Andra mendengus geli. "Itu lebih baik daripada aku membunuhnya sungguhan," kata Andra angkat bahu.
"Padahal aku sangat ingin melakukannya, tetapi Ratu tidak akan menginginkannya kecuali ia yang bertindak." Andra melanjutkan.
Beberapa waktu yang lalu, setelah pelatuk pistol Andra tarik, Mr. Arthur tiba-tiba terkulai lemas di lantai dengan air liur mengalir keluar dari mulutnya. Andra tertawa geli setelah itu, padahal yang ia tembakkan hanya angin kosong dan tidak meninggalkan lubang di kepala pria tua itu. Andra tak menyangka niatnya yang hanya menjahili tamunya malah membuat tamunya melewati batas kengeriannya.
Andra menghampiri tubuh tak berdaya itu, sedikit membungkukkan tubuhnya untuk menarik kerah baju Mr. Arthur dan menariknya, lebih tepatnya ia menyeret tubuh itu. Irene dibuat tercengang begitu melihat apa yang dilakukan tuannya sekarang.
"Tu-tuan Muda, apa yang kau lakukan?" tanya Irene yang langsung ditanggapi dengan delikkan bingung dari Andra.
"Menyeretnya," jawab Andra.
"Dia terlalu berat dan rendahan untuk digendong, juga wanita tidak menggendong pria tua. Lagipula...,"

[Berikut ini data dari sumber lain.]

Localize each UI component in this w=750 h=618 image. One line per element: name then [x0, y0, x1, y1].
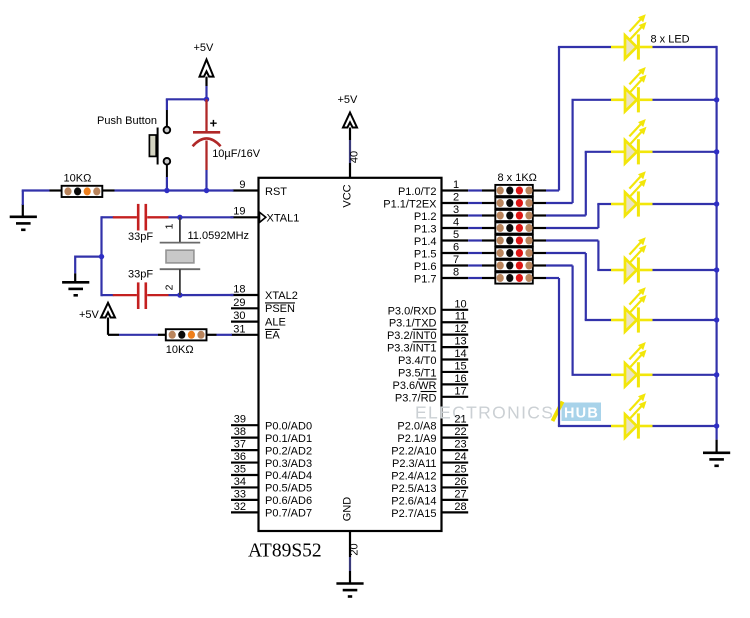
svg-text:HUB: HUB [564, 406, 599, 422]
svg-text:4: 4 [453, 217, 459, 229]
svg-text:P3.6/WR: P3.6/WR [392, 380, 436, 392]
resistor RN4 1K [495, 222, 533, 233]
LED D8 [611, 393, 653, 438]
pin 30 ALE stub [231, 310, 259, 322]
resistor R1 10K lead left [50, 189, 62, 191]
svg-text:ALE: ALE [265, 316, 286, 328]
wire pin 6 to resistor RN6 [468, 252, 482, 254]
svg-text:5: 5 [453, 229, 459, 241]
pin 14 P3.4/T0 stub [442, 348, 469, 360]
power +5V symbol RST top [194, 42, 215, 77]
svg-text:P3.0/RXD: P3.0/RXD [388, 305, 437, 317]
wire RN1 to LED D1 [546, 47, 611, 191]
svg-text:2: 2 [453, 192, 459, 204]
wire R2 to IC pin 31 [217, 334, 233, 336]
svg-text:P3.2/INT0: P3.2/INT0 [387, 330, 437, 342]
resistor R2 lead right [207, 334, 217, 336]
pin 29 PSEN stub [231, 297, 259, 309]
pin 28 P2.7/A15 stub [442, 501, 469, 513]
LED D5 [611, 237, 653, 282]
pin 35 P0.4/AD4 stub [231, 464, 259, 476]
pin 5 P1.4 stub [442, 229, 469, 241]
svg-text:26: 26 [454, 476, 466, 488]
svg-text:P3.3/INT1: P3.3/INT1 [387, 343, 437, 355]
pin 10 P3.0/RXD stub [442, 298, 469, 310]
svg-text:P1.3: P1.3 [414, 224, 437, 236]
pin 7 P1.6 stub [442, 254, 469, 266]
wire pin 8 to resistor RN8 [468, 277, 482, 279]
wire RN2 to LED D2 [546, 100, 611, 203]
svg-text:10µF/16V: 10µF/16V [212, 148, 261, 160]
ground symbol LED bus [703, 453, 730, 466]
svg-text:8: 8 [453, 267, 459, 279]
ground symbol IC GND [336, 584, 363, 597]
resistor RN1 lead right [533, 189, 546, 191]
wire pin 3 to resistor RN3 [468, 214, 482, 216]
pin 16 P3.6/WR stub [442, 373, 469, 385]
pin 6 P1.5 stub [442, 242, 469, 254]
svg-text:29: 29 [233, 297, 245, 309]
wire LED D8 cathode to bus [653, 425, 717, 427]
wire VCC pin 40 vertical [349, 128, 351, 179]
wire crystal left vertical [100, 216, 102, 296]
resistor RN3 1K [495, 210, 533, 221]
resistor RN2 lead right [533, 202, 546, 204]
svg-text:36: 36 [234, 451, 246, 463]
LED D1 [611, 14, 653, 59]
svg-text:10: 10 [454, 298, 466, 310]
svg-text:PSEN: PSEN [265, 303, 295, 315]
ground symbol far-left [22, 204, 24, 216]
resistor RN8 1K [495, 272, 533, 283]
svg-text:37: 37 [234, 439, 246, 451]
svg-text:7: 7 [453, 254, 459, 266]
resistor R2 lead left [158, 334, 166, 336]
svg-text:25: 25 [454, 464, 466, 476]
svg-text:28: 28 [454, 501, 466, 513]
junction bus row 7 [714, 372, 719, 377]
resistor RN1 1K lead left [482, 189, 495, 191]
svg-text:P2.6/A14: P2.6/A14 [391, 495, 436, 507]
svg-text:P3.7/RD: P3.7/RD [395, 392, 437, 404]
wire RN7 to LED D7 [546, 266, 611, 375]
junction bus row 3 [714, 149, 719, 154]
capacitor C3 10uF/16V electrolytic [193, 116, 221, 171]
svg-text:P2.1/A9: P2.1/A9 [397, 433, 436, 445]
wire LED D1 cathode to bus [653, 46, 717, 48]
svg-text:10KΩ: 10KΩ [166, 344, 194, 356]
wire LED D4 cathode to bus [653, 203, 717, 205]
svg-text:GND: GND [342, 497, 354, 522]
wire RN3 to LED D3 [546, 152, 611, 216]
svg-text:20: 20 [349, 543, 361, 555]
wire RN5 to LED D5 [546, 241, 611, 271]
svg-text:2: 2 [164, 284, 176, 290]
svg-text:21: 21 [454, 414, 466, 426]
resistor R1 lead right [102, 189, 114, 191]
svg-text:11: 11 [455, 311, 466, 323]
svg-text:P1.2: P1.2 [414, 211, 437, 223]
svg-text:AT89S52: AT89S52 [248, 541, 322, 562]
pin 22 P2.1/A9 stub [442, 426, 469, 438]
svg-text:12: 12 [454, 323, 466, 335]
wire +5V to resistor R2 [108, 318, 158, 335]
power +5V symbol EA [79, 303, 115, 321]
resistor RN5 1K [495, 235, 533, 246]
wire LED D7 cathode to bus [653, 374, 717, 376]
wire RST net to IC pin 9 [115, 189, 234, 191]
wire pin 5 to resistor RN5 [468, 239, 482, 241]
svg-text:1: 1 [453, 179, 459, 191]
resistor R1 10K RST pullup [62, 186, 103, 197]
resistor RN3 1K lead left [482, 214, 495, 216]
pin 31 EA stub [231, 323, 259, 335]
pin 33 P0.6/AD6 stub [231, 488, 259, 500]
wire node to capacitor C3 plus [205, 99, 207, 131]
svg-text:P0.4/AD4: P0.4/AD4 [265, 470, 312, 482]
pin 8 P1.7 stub [442, 267, 469, 279]
pin 37 P0.2/AD2 stub [231, 439, 259, 451]
capacitor C1 33pF top [102, 204, 169, 231]
pin label EA with overline [265, 329, 280, 341]
svg-text:6: 6 [453, 242, 459, 254]
wire cathode bus vertical [715, 46, 717, 440]
pin label P3.7/RD [395, 392, 437, 405]
svg-text:17: 17 [454, 385, 466, 397]
svg-text:EA: EA [265, 330, 280, 342]
svg-text:P2.2/A10: P2.2/A10 [391, 446, 436, 458]
LED D7 [611, 342, 653, 387]
wire LED D2 cathode to bus [653, 99, 717, 101]
pin 21 P2.0/A8 stub [442, 414, 469, 426]
pin 3 P1.2 stub [442, 204, 469, 216]
pin 34 P0.5/AD5 stub [231, 476, 259, 488]
svg-text:18: 18 [233, 284, 245, 296]
svg-text:P0.1/AD1: P0.1/AD1 [265, 433, 312, 445]
pin 9 RST stub [233, 179, 259, 191]
svg-text:P0.3/AD3: P0.3/AD3 [265, 458, 312, 470]
crystal Y1 11.0592MHz [160, 217, 201, 295]
wire RN8 to LED D8 [546, 278, 611, 426]
svg-text:VCC: VCC [342, 184, 354, 207]
svg-text:40: 40 [349, 151, 361, 163]
svg-text:P2.3/A11: P2.3/A11 [392, 458, 436, 470]
wire pin 1 to resistor RN1 [468, 189, 482, 191]
wire C1 to XTAL1 node [169, 216, 234, 218]
svg-text:+5V: +5V [338, 94, 359, 106]
wire GND pin 20 vertical [349, 531, 351, 583]
svg-text:P3.1/TXD: P3.1/TXD [389, 318, 437, 330]
svg-text:+: + [210, 116, 218, 131]
pin 23 P2.2/A10 stub [442, 439, 469, 451]
pin 1 P1.0/T2 stub [442, 179, 469, 191]
svg-text:1: 1 [164, 223, 176, 229]
wire branch to middle ground [75, 256, 101, 282]
resistor RN3 lead right [533, 214, 546, 216]
junction bus row 6 [714, 317, 719, 322]
pin 39 P0.0/AD0 stub [231, 414, 259, 426]
svg-text:P1.1/T2EX: P1.1/T2EX [383, 199, 437, 211]
resistor RN4 lead right [533, 227, 546, 229]
svg-text:P1.4: P1.4 [414, 236, 437, 248]
resistor RN7 1K lead left [482, 264, 495, 266]
ground symbol left RST [10, 217, 37, 230]
capacitor C2 33pF bottom [102, 282, 169, 309]
svg-text:8 x LED: 8 x LED [651, 34, 690, 46]
pin 24 P2.3/A11 stub [442, 451, 469, 463]
pin 25 P2.4/A12 stub [442, 464, 469, 476]
wire pin 2 to resistor RN2 [468, 202, 482, 204]
svg-text:11.0592MHz: 11.0592MHz [188, 230, 250, 242]
svg-text:38: 38 [234, 426, 246, 438]
resistor RN7 1K [495, 260, 533, 271]
svg-text:RST: RST [265, 186, 287, 198]
svg-text:P0.5/AD5: P0.5/AD5 [265, 483, 312, 495]
resistor RN2 1K [495, 197, 533, 208]
ground symbol crystal [62, 282, 89, 295]
svg-text:35: 35 [234, 464, 246, 476]
svg-text:ELECTRONICS: ELECTRONICS [415, 403, 554, 423]
svg-text:33pF: 33pF [128, 269, 153, 281]
wire RST net left [22, 191, 50, 206]
pin label P3.6/WR [392, 379, 436, 392]
resistor RN8 lead right [533, 277, 546, 279]
svg-text:P2.0/A8: P2.0/A8 [397, 421, 436, 433]
svg-text:23: 23 [454, 439, 466, 451]
svg-text:22: 22 [454, 426, 466, 438]
op IC U1 AT89S52 body [259, 178, 442, 531]
wire RN6 to LED D6 [546, 253, 611, 320]
pin 38 P0.1/AD1 stub [231, 426, 259, 438]
svg-text:P3.5/T1: P3.5/T1 [398, 367, 437, 379]
pin label P3.3/INT1 [387, 342, 437, 355]
watermark ELECTRONICS HUB logo [415, 402, 601, 423]
resistor R2 10K EA pullup [166, 329, 207, 340]
pin label PSEN with overline [265, 303, 295, 315]
junction XTAL1 node [177, 215, 182, 220]
svg-text:P0.6/AD6: P0.6/AD6 [265, 495, 312, 507]
svg-text:14: 14 [454, 348, 466, 360]
resistor RN6 1K [495, 247, 533, 258]
svg-text:9: 9 [239, 179, 245, 191]
pin 32 P0.7/AD7 stub [231, 501, 259, 513]
svg-text:P0.2/AD2: P0.2/AD2 [265, 445, 312, 457]
pin label P3.2/INT0 [387, 329, 437, 342]
resistor RN5 lead right [533, 239, 546, 241]
pin 4 P1.3 stub [442, 217, 469, 229]
pin 27 P2.6/A14 stub [442, 488, 469, 500]
wire bus to ground [715, 440, 717, 453]
svg-text:39: 39 [234, 414, 246, 426]
svg-text:P3.4/T0: P3.4/T0 [398, 355, 437, 367]
svg-text:19: 19 [233, 206, 245, 218]
junction bus row 5 [714, 267, 719, 272]
junction push button / RST line [164, 188, 169, 193]
svg-text:XTAL1: XTAL1 [267, 213, 300, 225]
svg-text:33pF: 33pF [128, 231, 153, 243]
wire pin 4 to resistor RN4 [468, 227, 482, 229]
resistor RN6 1K lead left [482, 252, 495, 254]
wire push button top to +5V node [166, 99, 207, 110]
junction XTAL2 node [177, 292, 182, 297]
resistor RN4 1K lead left [482, 227, 495, 229]
svg-text:P2.7/A15: P2.7/A15 [391, 508, 436, 520]
svg-text:24: 24 [454, 451, 466, 463]
resistor RN2 1K lead left [482, 202, 495, 204]
resistor RN6 lead right [533, 252, 546, 254]
LED D6 [611, 287, 653, 332]
svg-text:33: 33 [234, 488, 246, 500]
resistor RN5 1K lead left [482, 239, 495, 241]
resistor RN8 1K lead left [482, 277, 495, 279]
wire LED D5 cathode to bus [653, 269, 717, 271]
svg-text:+5V: +5V [194, 42, 215, 54]
LED D2 [611, 67, 653, 112]
svg-text:16: 16 [454, 373, 466, 385]
LED D4 [611, 171, 653, 216]
power +5V symbol VCC [338, 94, 359, 128]
pin 2 P1.1/T2EX stub [442, 192, 469, 204]
resistor RN1 1K [495, 185, 533, 196]
svg-text:+5V: +5V [79, 309, 100, 321]
pin 18 XTAL2 stub [231, 284, 259, 296]
wire LED D3 cathode to bus [653, 151, 717, 153]
junction +5V / button / capacitor [204, 97, 209, 102]
svg-text:15: 15 [454, 360, 466, 372]
junction capacitor / RST line [204, 188, 209, 193]
svg-text:3: 3 [453, 204, 459, 216]
wire pin 7 to resistor RN7 [468, 264, 482, 266]
resistor RN7 lead right [533, 264, 546, 266]
wire +5V arrow to node [205, 77, 207, 100]
pin 15 P3.5/T1 stub [442, 360, 469, 372]
junction bus row 8 [714, 423, 719, 428]
pin 17 P3.7/RD stub [442, 385, 469, 397]
wire capacitor C3 to RST net [205, 170, 207, 191]
svg-text:P2.4/A12: P2.4/A12 [391, 471, 436, 483]
svg-text:27: 27 [454, 488, 466, 500]
svg-text:32: 32 [234, 501, 246, 513]
svg-text:XTAL2: XTAL2 [265, 290, 298, 302]
svg-text:13: 13 [454, 336, 466, 348]
pin 36 P0.3/AD3 stub [231, 451, 259, 463]
svg-text:P1.5: P1.5 [414, 249, 437, 261]
svg-text:P1.7: P1.7 [414, 274, 437, 286]
svg-text:30: 30 [233, 310, 245, 322]
wire RN4 to LED D4 [546, 204, 611, 228]
svg-text:P0.7/AD7: P0.7/AD7 [265, 508, 312, 520]
svg-text:P0.0/AD0: P0.0/AD0 [265, 420, 312, 432]
svg-text:31: 31 [233, 323, 245, 335]
svg-text:Push Button: Push Button [97, 115, 157, 127]
junction bus row 2 [714, 97, 719, 102]
svg-text:34: 34 [234, 476, 246, 488]
svg-text:10KΩ: 10KΩ [64, 173, 92, 185]
pin 13 P3.3/INT1 stub [442, 336, 469, 348]
pin 19 XTAL1 stub with arrowhead [231, 206, 266, 223]
wire LED D6 cathode to bus [653, 319, 717, 321]
wire C2 to XTAL2 node [169, 294, 234, 296]
wire push button bottom to RST net [166, 177, 168, 191]
svg-text:P1.6: P1.6 [414, 261, 437, 273]
junction crystal ground branch [99, 254, 104, 259]
pin 11 P3.1/TXD stub [442, 311, 469, 323]
LED D3 [611, 119, 653, 164]
svg-text:8 x 1KΩ: 8 x 1KΩ [498, 172, 537, 184]
pin 26 P2.5/A13 stub [442, 476, 469, 488]
svg-text:P1.0/T2: P1.0/T2 [398, 186, 437, 198]
push button S1 [149, 110, 170, 177]
pin 12 P3.2/INT0 stub [442, 323, 469, 335]
junction bus row 4 [714, 201, 719, 206]
svg-text:P2.5/A13: P2.5/A13 [391, 483, 436, 495]
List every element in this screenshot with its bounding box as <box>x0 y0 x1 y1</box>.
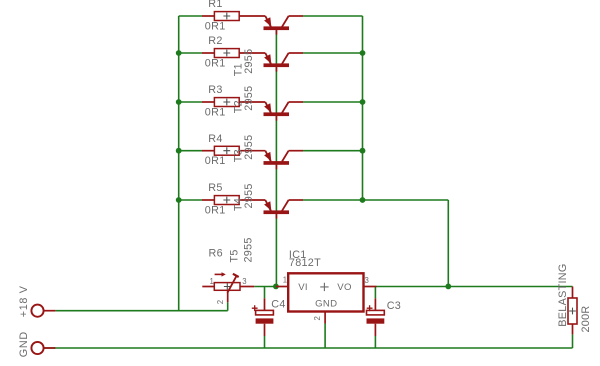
pad GND <box>31 342 55 354</box>
wire C3 bottom to GND <box>374 336 376 348</box>
svg-text:R3: R3 <box>208 84 222 96</box>
resistor R5 <box>202 196 265 205</box>
wire left +18V bus vertical <box>178 16 180 311</box>
svg-text:0R1: 0R1 <box>205 204 226 216</box>
svg-text:GND: GND <box>18 331 30 357</box>
svg-text:0R1: 0R1 <box>205 155 226 167</box>
junction VI node <box>273 284 279 290</box>
svg-text:0R1: 0R1 <box>205 57 226 69</box>
junction VO node <box>445 284 451 290</box>
svg-text:VI: VI <box>298 282 308 293</box>
wire row 5 collector to bus <box>303 199 363 201</box>
wire row 3 emitter feed <box>179 101 202 103</box>
junction right bus row 4 <box>360 148 366 154</box>
IC1 origin cross <box>320 283 328 291</box>
wire row 4 emitter feed <box>179 150 202 152</box>
svg-text:VO: VO <box>337 282 351 293</box>
svg-text:7812T: 7812T <box>289 257 321 269</box>
svg-text:R4: R4 <box>208 133 222 145</box>
svg-text:2955: 2955 <box>243 237 255 262</box>
svg-text:2: 2 <box>216 300 225 305</box>
pad +18V <box>31 305 55 317</box>
svg-text:BELASTING: BELASTING <box>557 263 569 326</box>
transistor T1 <box>264 16 304 35</box>
junction left bus row 5 <box>176 197 182 203</box>
junction right bus row 5 <box>360 197 366 203</box>
svg-text:2955: 2955 <box>243 135 255 160</box>
wire GND rail horizontal <box>44 347 573 349</box>
wire row 2 emitter feed <box>179 52 202 54</box>
wire collector bus to output corner horizontal <box>363 199 449 201</box>
svg-text:R5: R5 <box>208 182 222 194</box>
capacitor C3 <box>367 298 385 336</box>
resistor R1 <box>202 12 265 21</box>
svg-text:200R: 200R <box>580 305 592 332</box>
svg-text:2955: 2955 <box>243 49 255 74</box>
svg-text:R6: R6 <box>209 247 223 259</box>
wire output corner vertical <box>447 200 449 287</box>
wire load bottom to GND rail <box>572 334 574 348</box>
svg-text:2955: 2955 <box>243 86 255 111</box>
wire VO rail (IC1 to load) <box>377 286 573 288</box>
svg-text:C4: C4 <box>271 299 285 311</box>
svg-text:2955: 2955 <box>243 183 255 208</box>
potentiometer R6 <box>202 272 254 302</box>
junction right bus row 2 <box>360 50 366 56</box>
resistor R4 <box>202 146 265 155</box>
resistor BELASTING (load) <box>568 287 577 335</box>
wire row 5 emitter feed <box>179 199 202 201</box>
svg-text:1: 1 <box>210 277 215 286</box>
svg-text:3: 3 <box>242 277 247 286</box>
wire C4 top <box>264 287 266 299</box>
wire +18V rail horizontal <box>55 310 227 312</box>
transistor T3 <box>264 102 304 121</box>
transistor T4 <box>264 151 304 170</box>
junction left bus row 4 <box>176 148 182 154</box>
wire row 2 collector to bus <box>303 52 363 54</box>
transistor T5 <box>264 200 304 219</box>
svg-text:T5: T5 <box>229 249 241 262</box>
op-amp U IC1 voltage regulator box <box>276 273 377 323</box>
junction left bus row 2 <box>176 50 182 56</box>
wire R6 wiper to +18V rail <box>227 302 229 310</box>
wire IC1 GND pin to GND rail <box>324 324 326 349</box>
wire VI rail (R6 to IC1) <box>254 286 276 288</box>
capacitor C4 <box>252 298 274 336</box>
wire C3 top <box>374 287 376 299</box>
wire row 1 emitter feed <box>179 15 202 17</box>
wire right collector bus vertical <box>362 16 364 200</box>
resistor R3 <box>202 98 265 107</box>
svg-text:2: 2 <box>313 316 322 321</box>
transistor T2 <box>264 53 304 72</box>
svg-text:1: 1 <box>283 276 288 285</box>
wire row 3 collector to bus <box>303 101 363 103</box>
svg-text:3: 3 <box>365 276 370 285</box>
wire C4 bottom to GND <box>264 336 266 348</box>
svg-text:+18 V: +18 V <box>18 285 30 317</box>
svg-text:R1: R1 <box>208 0 222 10</box>
svg-text:GND: GND <box>315 298 337 309</box>
junction left bus row 3 <box>176 99 182 105</box>
wire base chain vertical <box>275 28 277 287</box>
svg-text:C3: C3 <box>387 300 401 312</box>
wire row 1 collector to bus <box>303 15 363 17</box>
svg-text:0R1: 0R1 <box>205 20 226 32</box>
junction right bus row 3 <box>360 99 366 105</box>
resistor R2 <box>202 49 265 58</box>
wire row 4 collector to bus <box>303 150 363 152</box>
svg-text:R2: R2 <box>208 35 222 47</box>
svg-text:0R1: 0R1 <box>205 106 226 118</box>
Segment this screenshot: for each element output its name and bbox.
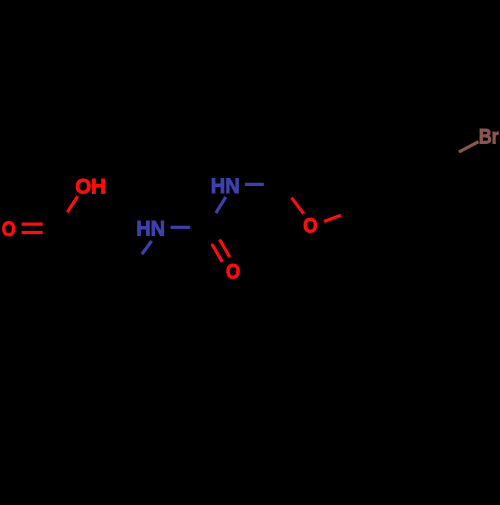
bond N2-C(urea) (blue half): [216, 197, 226, 213]
svg-text:O: O: [2, 217, 16, 241]
wire: black carbon skeleton (invisible on black background): [60, 137, 459, 357]
benzene ring of anthranilic acid: [60, 268, 158, 357]
bond N2-C2(benzofuran) (blue half): [245, 183, 264, 186]
furan O-C2 bond (red half): [292, 198, 304, 214]
furan O-C7a bond (red half): [324, 215, 341, 221]
half bonds on carbon side: [190, 226, 206, 230]
carboxyl C to ring C1': [60, 228, 81, 272]
svg-text:HN: HN: [136, 217, 165, 241]
svg-text:O: O: [226, 260, 240, 284]
svg-text:OH: OH: [75, 174, 106, 198]
svg-text:Br: Br: [479, 124, 499, 148]
bond N1-aryl (blue half): [142, 241, 152, 254]
carboxylic acid C=O double bond (red halves): [22, 224, 43, 232]
urea C=O double bond (red halves): [212, 240, 230, 262]
bond C5-Br (brown half near Br): [459, 142, 479, 152]
svg-text:HN: HN: [211, 174, 240, 198]
bond N1-C(urea) (blue half): [171, 226, 191, 229]
bond C-OH (red half near OH): [67, 196, 78, 212]
benzofuran black bonds: [277, 137, 444, 232]
svg-text:O: O: [303, 213, 317, 237]
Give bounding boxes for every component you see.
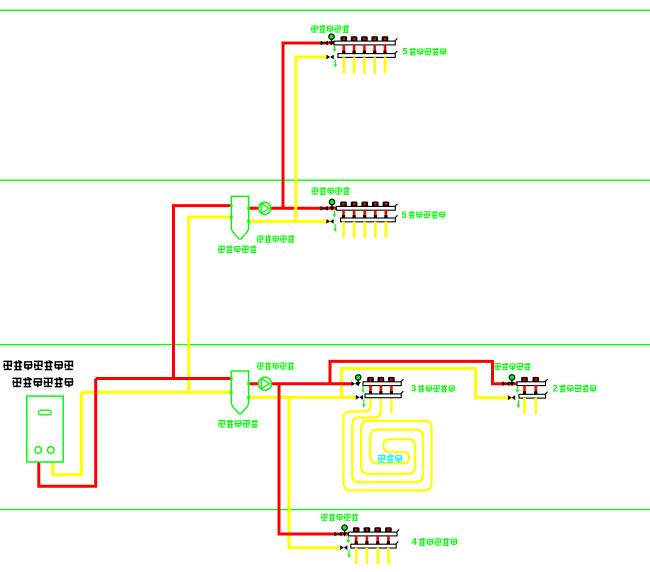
svg-text:3: 3 <box>411 383 416 394</box>
pipe: branch supply red to 4-loop manifold <box>279 384 350 534</box>
label: multifunction ball valve (2-way) <box>494 363 530 370</box>
label: circulation pump (ground) <box>257 363 294 370</box>
pipe: ground-floor return main yellow <box>81 391 231 394</box>
coil stub pipe <box>390 398 392 414</box>
manifold 3-loop ground <box>351 375 403 408</box>
floor-heating coil loop A (supply spiral) <box>343 398 431 490</box>
manifold 2-loop ground right <box>502 375 548 415</box>
floor slab line 3 <box>0 344 650 346</box>
pipe: boiler supply red drop/run <box>39 379 96 487</box>
manifold 4-loop basement <box>334 525 399 564</box>
floor-heating coil loop B (return spiral) <box>352 398 423 482</box>
label: 2-way manifold <box>553 383 597 394</box>
label: 5-way manifold (floor2) <box>402 209 446 220</box>
pipe: boiler return yellow drop/run <box>53 392 82 475</box>
svg-text:4: 4 <box>412 537 418 548</box>
pipe: riser supply red floor2 <box>174 206 232 379</box>
circulation pump ground floor <box>259 377 272 390</box>
label: coupling tank (ground) <box>218 420 258 428</box>
pipe: ground pump-side return yellow <box>249 396 357 399</box>
coupling tank ground floor <box>230 371 250 414</box>
pipe: ground-floor supply main red <box>96 377 232 380</box>
label: multifunction ball valve (basement) <box>321 514 358 521</box>
pipe: floor2 return yellow <box>249 220 331 223</box>
label: multifunction ball valve (floor2) <box>312 187 350 194</box>
pipe: floor2 supply red <box>249 207 337 210</box>
label: floor-heating pipe <box>378 455 402 463</box>
label: 5-way manifold (floor1) <box>403 46 447 57</box>
coupling tank floor2 <box>230 196 250 239</box>
svg-text:5: 5 <box>403 46 408 57</box>
pipe: riser return yellow to floor1 + floor1 run <box>296 57 329 221</box>
manifold 5-loop floor1 (top) <box>321 34 398 74</box>
label: multifunction ball valve (floor1) <box>311 25 349 32</box>
floor slab line 2 <box>0 179 650 181</box>
gas wall-hung boiler <box>27 396 63 462</box>
pipe: branch supply red to 2-loop manifold <box>330 361 518 383</box>
floor slab line 4 <box>0 509 650 511</box>
label: circulation pump (floor2) <box>257 235 295 242</box>
label: 4-way manifold <box>412 537 458 548</box>
label: 3-way manifold <box>411 383 455 394</box>
label: boiler name line2 <box>13 378 74 388</box>
circulation pump floor2 <box>259 202 271 214</box>
manifold 5-loop floor2 (middle) <box>321 199 398 238</box>
pipe: branch return yellow to 4-loop manifold <box>289 397 341 547</box>
svg-text:5: 5 <box>402 209 407 220</box>
pipe: branch return yellow to 2-loop manifold <box>341 369 512 398</box>
pipe: ground pump-side supply red <box>249 382 352 385</box>
svg-text:2: 2 <box>553 383 558 394</box>
floor slab line 1 <box>0 9 650 11</box>
label: coupling tank (floor2) <box>218 246 257 253</box>
pipe: riser return yellow floor2 <box>189 217 232 392</box>
label: boiler name line1 <box>3 361 73 370</box>
pipe: riser supply red to floor1 + floor1 run <box>283 43 335 208</box>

Andra berhenti bicara sejenak untuk melirik Irene dengan seringai kecil dan jari telunjuk berada di depan belahan bibirnya.
"Aku tak suka melihat wanitaku menyentuh pria lain," lanjut Andra.
Irene sedikit terhenyak mendengarnya, lalu terukir kurva manis di wajahnya dan terdengar kekehan kecil keluar dari kurva itu. Lucu saja dengan penekanan tuannya yang memikirkan hal sejauh itu. Padahal ia yakin tuannya tahu ia takkan pernah berpaling.
Andra berbalik lagi, kembali menyeret Mr. Arthur yang masih tidak sadarkan diri sambil berkata, "sampaikan laporanku hari ini pada Ratu dan sewa kereta kuda untuk mengantarkan Mr. Arthur menuju kerajaan!" titah Andra.
Irene mengerjap dulu. "Bukankah kita juga memiliki kereta kuda? Mengapa harus menyewa?" tanyanya.
"Aku tak ingin air liur dan keringatnya mengotori kursi penumpang," jawab Andra tanpa menoleh.
Irene tersenyum menanggapi, lalu membungkuk sedikit untuk memberi hormat. "Dimengerti."
∞
Siang hari pukul satu lewat duabelas menit, Andra kembali terduduk di kursi di ruang kerjanya. Wajahnya tersembunyi di antara lipatan tangannya di atas meja. Baru saja ia menuntaskan berkas dokumen yang tertunda di mejanya. Ia butuh makanan manis untuk mengisi tenaganya yang terkuras habis untuk seharian ini. Suara ketukan di pintu memaksa Andra yang hampir terbuai alam mimpi untuk kembali ke kenyataan. Dengan malas, Andra mengangkat kepalanya dan meminta orang yang mengetuk itu masuk.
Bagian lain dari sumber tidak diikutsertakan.